洗濯機にゴミを捨てていた。ゴミ箱に洗濯物を入れた。

ゴミ箱に洗濯物を入れた段階で自分の行動の不可思議さに気づいた。なんで今ゴミ箱に靴下とシャツ入れたんだろうか…さっきまで両の手には紙くずと洗濯物。もしやと思い洗濯機の中を確認したらさもありなんといった顔で紙くずが出てきた。僕は心底自分に失望した。もう少し分別のついている人間だと思っていた。違った。

よく、メガネかけながらメガネ探したり、ハサミを手に持ちながらハサミを探したりみたいな笑い話を聞く。なんともベタな滑稽だ。でも、その渦中は甘くない。絶望的なほどの無力感に襲われる。今だってそうだ。洗濯機に間違ってゴミ捨ててたんだ!ゴミ箱に洗濯物入れてたんだ!こんな話をしたらありがちでインスタントな笑いを得られるかもしれない。しかしダメージの方が圧倒的に大きい。不確かすぎる。自分が不確かすぎる。確かに歩いていた足場が途端に崩れてしまうような恐怖。記してきた足跡が全て偽物になってしまうような不安。

叙述トリックの小説を読んだことがあるだろうか。

最近話題になったのだとイミテーションラブあたりが有名だ。ミスリードを読者にさせまくって最後の最後でどんでん返しを仕掛ける戦法。あれ、読んでいると種明かしの瞬間に自分の組み立ててきた頭の中の物語が総崩れする感覚に襲われるんだけれど、まさに今回のゴミ箱洗濯機錯誤事件にて同じ感覚を味わった。

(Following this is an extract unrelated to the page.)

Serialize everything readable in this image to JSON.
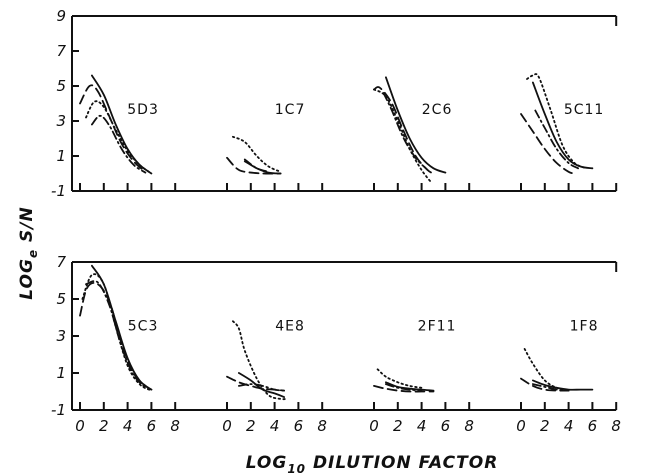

これまでの仕事でも同じようなことをやってきたのではないか。バレていないだけで、途轍もないミスをしでかしているんじゃないか。洗濯機にマヨネーズを入れて、衣服をゴミ箱に捨てて、ゴミを冷蔵庫に入れてたりしてるんじゃないか。

疑心暗鬼が止まらない。もうダメかもしれない。